Each rsID denotes a unique SNP site. Query the Ensembl database to obtain more information about an SNP site, such as its position on the chromosome and its genetic context.
library(biomaRt)
marts <- listEnsembl()
ensembl <- useEnsembl(biomart = "snps")
datasets <- searchDatasets(mart = ensembl, pattern = "Human")
ensembl <- useDataset(dataset = "hsapiens_snp", mart = ensembl)
filters <- listFilters(ensembl)
attributes <- listAttributes(ensembl)
rsid <- getBM(attributes = c('refsnp_id', 'chr_name', 'chrom_start', 'ensembl_gene_name', "cds_start"),
filters = 'snp_filter',
values = geno1$SNP_ID,
mart = ensembl
)
ensembl2 <- useEnsembl(biomart = "genes", dataset = "hsapiens_gene_ensembl")
symbols <- getBM(attributes = c('ensembl_gene_id', 'external_gene_name'),
filters = 'ensembl_gene_id',
values = unique(rsid$ensembl_gene_name),
mart = ensembl2
)
geno2 <- rsid %>% as_tibble() %>%
left_join(symbols, by = join_by(ensembl_gene_name == ensembl_gene_id)) %>%
left_join(geno1, by = join_by(refsnp_id == SNP_ID))
geno2[,1:8]
## # A tibble: 171 × 8
## refsnp_id chr_name chrom_start ensembl_gene_name cds_s…¹ exter…² Allele MAF
## <chr> <int> <int> <chr> <int> <chr> <chr> <dbl>
## 1 rs5120 19 44948363 ENSG00000234906 NA APOC2 A/t 0.37
## 2 rs5157 19 44943904 ENSG00000267467 NA APOC4 C/t 0.32
## 3 rs5158 19 44943921 ENSG00000267467 NA APOC4 C/t 0.07
## 4 rs5167 19 44945208 ENSG00000267467 287 APOC4 T/g 0.48
## 5 rs6857 19 44888997 ENSG00000130202 NA NECTIN2 C/t 0.18
## 6 rs6859 19 44878777 ENSG00000130202 NA NECTIN2 G/a 0.4
## 7 rs7026 19 44821259 ENSG00000187244 NA BCAM C/t 0.36
## 8 rs7412 19 44908822 ENSG00000130203 526 APOE C/t 0.04
## 9 rs9193 19 44993045 ENSG00000104853 NA CLPTM1 C/t 0.05
## 10 rs10119 19 44903416 ENSG00000130204 NA TOMM40 C/t 0.229
## # … with 161 more rows, and abbreviated variable names ¹cds_start,
## # ²external_gene_name
Plot the Q-Q plot, which compares the theoretical distribution of p-values under the null hypothesis to the observed p-values from the sample.
expected <- c(1:nrow(geno1))/(nrow(geno1)+1)
lexp <- -log10(expected)
qq <- geno1 %>% dplyr::select(p_value, MAF) %>%
dplyr::arrange(p_value) %>%
mutate(p_value=-log10(p_value)) %>%
add_column(lexp)
ggplot(qq, aes(x=lexp, y=p_value, colour=MAF)) +
geom_point(alpha=0.4, size=3.5) +
scale_colour_gradient(low = "red", high = "yellow") +
scale_x_continuous(limits=c(0,5), expand = c(0, 0)) +
scale_y_continuous(limits=c(0, 35), expand = c(0, 0)) +
geom_abline(intercept=0, slope=1, color="red") +
xlab("-log10(expected p-value)") +
ylab("-log10(observed p-value)") +
theme_bw()
Plot the odds ratios and p-values in a volcano plot.
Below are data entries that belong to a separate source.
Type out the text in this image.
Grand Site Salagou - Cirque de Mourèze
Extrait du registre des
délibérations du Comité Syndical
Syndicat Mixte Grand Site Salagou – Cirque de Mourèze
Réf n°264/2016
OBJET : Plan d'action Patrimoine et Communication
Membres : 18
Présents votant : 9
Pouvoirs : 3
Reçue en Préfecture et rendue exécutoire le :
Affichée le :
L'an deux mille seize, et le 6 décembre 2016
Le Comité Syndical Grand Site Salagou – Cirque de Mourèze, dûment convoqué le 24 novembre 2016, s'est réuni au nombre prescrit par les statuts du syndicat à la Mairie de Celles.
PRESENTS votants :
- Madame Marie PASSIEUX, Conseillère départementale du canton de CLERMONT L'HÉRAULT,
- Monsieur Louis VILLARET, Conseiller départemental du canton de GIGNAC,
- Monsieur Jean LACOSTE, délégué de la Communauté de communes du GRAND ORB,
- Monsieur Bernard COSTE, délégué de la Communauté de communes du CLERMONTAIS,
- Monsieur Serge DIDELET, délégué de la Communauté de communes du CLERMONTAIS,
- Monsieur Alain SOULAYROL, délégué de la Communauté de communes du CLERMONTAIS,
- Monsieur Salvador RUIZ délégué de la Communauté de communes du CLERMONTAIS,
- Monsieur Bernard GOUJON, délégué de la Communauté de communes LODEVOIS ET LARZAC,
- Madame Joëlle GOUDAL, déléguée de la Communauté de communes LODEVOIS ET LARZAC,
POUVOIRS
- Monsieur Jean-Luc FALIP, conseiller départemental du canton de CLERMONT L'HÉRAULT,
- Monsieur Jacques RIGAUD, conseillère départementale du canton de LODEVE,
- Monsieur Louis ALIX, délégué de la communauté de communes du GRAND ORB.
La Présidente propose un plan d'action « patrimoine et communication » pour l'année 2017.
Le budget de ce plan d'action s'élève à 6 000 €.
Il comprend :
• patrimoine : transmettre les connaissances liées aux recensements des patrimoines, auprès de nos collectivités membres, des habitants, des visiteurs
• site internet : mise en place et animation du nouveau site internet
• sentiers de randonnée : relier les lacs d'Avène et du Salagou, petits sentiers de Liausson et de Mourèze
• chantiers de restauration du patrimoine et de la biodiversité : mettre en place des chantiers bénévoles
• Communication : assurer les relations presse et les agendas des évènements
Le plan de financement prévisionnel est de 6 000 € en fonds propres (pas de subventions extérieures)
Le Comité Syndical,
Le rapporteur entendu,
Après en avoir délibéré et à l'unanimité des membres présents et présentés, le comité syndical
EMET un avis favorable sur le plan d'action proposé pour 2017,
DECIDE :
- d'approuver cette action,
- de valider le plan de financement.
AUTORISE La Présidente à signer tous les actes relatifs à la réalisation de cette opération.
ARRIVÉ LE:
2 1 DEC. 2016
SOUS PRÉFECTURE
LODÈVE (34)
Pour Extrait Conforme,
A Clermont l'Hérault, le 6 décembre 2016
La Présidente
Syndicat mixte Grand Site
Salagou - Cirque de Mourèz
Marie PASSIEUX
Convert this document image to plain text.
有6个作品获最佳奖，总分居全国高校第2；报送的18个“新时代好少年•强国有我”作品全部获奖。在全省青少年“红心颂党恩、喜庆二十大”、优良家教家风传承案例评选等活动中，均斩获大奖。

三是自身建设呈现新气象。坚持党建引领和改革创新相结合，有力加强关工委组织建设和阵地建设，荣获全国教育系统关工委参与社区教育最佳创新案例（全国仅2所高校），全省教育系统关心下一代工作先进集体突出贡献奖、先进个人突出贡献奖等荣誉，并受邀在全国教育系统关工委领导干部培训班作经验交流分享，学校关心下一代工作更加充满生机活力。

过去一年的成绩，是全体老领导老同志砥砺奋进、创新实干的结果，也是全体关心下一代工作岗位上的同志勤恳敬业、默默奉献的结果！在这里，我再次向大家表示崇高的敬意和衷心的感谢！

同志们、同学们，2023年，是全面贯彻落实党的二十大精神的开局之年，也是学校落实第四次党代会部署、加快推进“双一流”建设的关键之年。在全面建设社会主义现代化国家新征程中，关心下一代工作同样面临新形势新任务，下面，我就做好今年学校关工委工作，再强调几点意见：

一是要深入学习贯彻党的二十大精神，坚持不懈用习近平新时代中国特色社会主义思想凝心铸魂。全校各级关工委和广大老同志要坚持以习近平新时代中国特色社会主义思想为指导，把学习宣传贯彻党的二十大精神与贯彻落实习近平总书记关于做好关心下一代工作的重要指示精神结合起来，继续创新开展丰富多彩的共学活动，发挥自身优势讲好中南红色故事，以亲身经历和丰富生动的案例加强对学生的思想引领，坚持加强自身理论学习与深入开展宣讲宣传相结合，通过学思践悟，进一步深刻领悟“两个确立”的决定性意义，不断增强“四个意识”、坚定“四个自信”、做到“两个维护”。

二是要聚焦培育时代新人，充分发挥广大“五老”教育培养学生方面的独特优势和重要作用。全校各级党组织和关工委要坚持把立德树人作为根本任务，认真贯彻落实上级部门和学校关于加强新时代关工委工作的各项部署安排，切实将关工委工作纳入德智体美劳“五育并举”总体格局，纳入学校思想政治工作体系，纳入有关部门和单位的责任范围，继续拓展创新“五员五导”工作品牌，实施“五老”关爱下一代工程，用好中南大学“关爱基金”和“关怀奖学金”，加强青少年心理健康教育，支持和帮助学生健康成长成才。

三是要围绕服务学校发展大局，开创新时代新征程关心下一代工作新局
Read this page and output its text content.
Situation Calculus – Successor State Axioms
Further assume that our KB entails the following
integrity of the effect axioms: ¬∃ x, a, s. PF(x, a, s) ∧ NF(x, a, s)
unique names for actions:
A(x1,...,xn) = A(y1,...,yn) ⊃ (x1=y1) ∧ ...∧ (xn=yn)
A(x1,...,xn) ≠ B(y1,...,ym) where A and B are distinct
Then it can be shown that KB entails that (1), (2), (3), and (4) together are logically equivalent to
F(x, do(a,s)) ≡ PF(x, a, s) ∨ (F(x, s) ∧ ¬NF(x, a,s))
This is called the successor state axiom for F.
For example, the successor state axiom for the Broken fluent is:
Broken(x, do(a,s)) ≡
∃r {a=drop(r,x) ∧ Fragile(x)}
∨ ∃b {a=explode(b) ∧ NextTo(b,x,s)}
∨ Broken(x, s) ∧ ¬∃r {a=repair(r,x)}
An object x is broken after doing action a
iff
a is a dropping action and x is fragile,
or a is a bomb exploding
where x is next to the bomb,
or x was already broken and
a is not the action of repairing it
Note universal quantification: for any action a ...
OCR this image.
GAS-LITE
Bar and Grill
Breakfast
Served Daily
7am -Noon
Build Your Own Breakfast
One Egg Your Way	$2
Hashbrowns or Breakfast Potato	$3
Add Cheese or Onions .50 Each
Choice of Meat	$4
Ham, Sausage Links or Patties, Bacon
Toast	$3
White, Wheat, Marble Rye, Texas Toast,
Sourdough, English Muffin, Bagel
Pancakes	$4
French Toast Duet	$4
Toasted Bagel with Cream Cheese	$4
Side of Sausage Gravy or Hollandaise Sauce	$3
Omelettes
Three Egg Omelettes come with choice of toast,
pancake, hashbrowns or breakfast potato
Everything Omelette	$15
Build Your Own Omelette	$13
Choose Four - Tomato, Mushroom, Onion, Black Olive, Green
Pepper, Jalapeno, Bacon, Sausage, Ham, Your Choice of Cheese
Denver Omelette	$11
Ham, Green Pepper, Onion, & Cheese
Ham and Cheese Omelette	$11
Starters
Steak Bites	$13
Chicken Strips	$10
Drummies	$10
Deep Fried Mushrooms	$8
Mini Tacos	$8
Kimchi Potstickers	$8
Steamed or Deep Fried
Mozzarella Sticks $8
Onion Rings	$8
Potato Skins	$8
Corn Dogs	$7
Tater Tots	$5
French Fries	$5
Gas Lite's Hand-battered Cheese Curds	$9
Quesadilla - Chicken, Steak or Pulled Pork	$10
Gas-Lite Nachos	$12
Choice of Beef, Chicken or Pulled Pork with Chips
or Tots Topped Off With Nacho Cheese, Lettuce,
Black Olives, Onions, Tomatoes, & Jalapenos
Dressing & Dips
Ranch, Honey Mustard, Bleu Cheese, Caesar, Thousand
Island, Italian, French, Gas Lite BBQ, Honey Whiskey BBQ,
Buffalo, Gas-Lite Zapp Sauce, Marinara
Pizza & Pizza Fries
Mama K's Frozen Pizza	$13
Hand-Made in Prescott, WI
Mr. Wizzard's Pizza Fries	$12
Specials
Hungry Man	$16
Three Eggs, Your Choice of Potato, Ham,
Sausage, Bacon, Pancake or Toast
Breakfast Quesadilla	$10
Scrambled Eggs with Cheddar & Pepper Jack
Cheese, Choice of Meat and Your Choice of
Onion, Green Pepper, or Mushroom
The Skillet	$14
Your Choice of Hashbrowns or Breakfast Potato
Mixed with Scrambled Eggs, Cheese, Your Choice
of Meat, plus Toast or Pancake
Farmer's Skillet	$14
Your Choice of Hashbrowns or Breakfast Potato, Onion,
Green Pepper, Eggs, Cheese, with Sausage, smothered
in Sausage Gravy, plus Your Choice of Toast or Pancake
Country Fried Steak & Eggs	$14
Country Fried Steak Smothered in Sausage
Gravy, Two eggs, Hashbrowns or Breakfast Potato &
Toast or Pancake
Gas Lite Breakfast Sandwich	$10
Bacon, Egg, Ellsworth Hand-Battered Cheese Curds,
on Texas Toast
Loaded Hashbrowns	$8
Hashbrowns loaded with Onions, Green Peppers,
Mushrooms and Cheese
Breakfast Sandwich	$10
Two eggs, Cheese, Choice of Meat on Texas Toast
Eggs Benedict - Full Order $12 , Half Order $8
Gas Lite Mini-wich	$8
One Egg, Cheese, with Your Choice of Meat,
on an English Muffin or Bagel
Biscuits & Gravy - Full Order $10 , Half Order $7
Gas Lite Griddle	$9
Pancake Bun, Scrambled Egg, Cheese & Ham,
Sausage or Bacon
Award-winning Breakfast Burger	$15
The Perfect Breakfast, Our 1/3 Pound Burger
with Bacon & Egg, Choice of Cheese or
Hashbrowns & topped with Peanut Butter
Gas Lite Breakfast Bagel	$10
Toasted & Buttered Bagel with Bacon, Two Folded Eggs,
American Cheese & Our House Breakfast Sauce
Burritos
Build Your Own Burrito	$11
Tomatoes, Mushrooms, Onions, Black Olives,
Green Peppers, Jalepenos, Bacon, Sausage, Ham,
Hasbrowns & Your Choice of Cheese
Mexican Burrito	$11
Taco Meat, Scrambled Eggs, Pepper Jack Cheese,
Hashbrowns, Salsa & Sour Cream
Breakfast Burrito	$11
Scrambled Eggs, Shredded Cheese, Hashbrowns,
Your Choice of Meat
Notice that common alleles cluster towards the pit: common polymorphisms tend to be neutral. Notice that rare alleles barely reach statistical significance. GWAS of unrelated individuals do not have the power to detect very rare risk alleles. However, very rare alleles with large effect may collectively explain an important part of the Alzheimer ‘missing heritability’.
ggplot(geno1, aes(x=log2(OR), y=-log10(p_value), colour=MAF)) +
geom_point(alpha=0.4, size=3.5) +
scale_colour_gradient(low = "red", high = "yellow") +
scale_x_continuous(limits=c(-2,2)) +
scale_y_continuous(limits=c(0, 40), expand = c(0, 0)) +
geom_hline(yintercept=-log10(0.0003), linetype="dashed") +
theme_bw()
Export a table of p-values ordered by chromosomal position.
zoom <- geno2 %>% dplyr::select(chr_name,chrom_start,p_value) %>% dplyr::arrange(chrom_start)
write_tsv(zoom, "zoom.txt")
zoom
## # A tibble: 171 × 3
## chr_name chrom_start p_value
## <int> <int> <dbl>
## 1 19 44792828 0.847
## 2 19 44806629 0.0332
## 3 19 44808266 0.648
## 4 19 44808779 0.337
## 5 19 44808857 0.481
## 6 19 44810458 0.182
## 7 19 44811510 0.290
## 8 19 44813151 0.755
## 9 19 44813547 0.441
## 10 19 44813933 0.223
## # … with 161 more rows
By uploading the table to LocusZoom, create a regional Manhattan plot. Note that the statistically significant associations around the E4 allele fall between two recombination hotspots.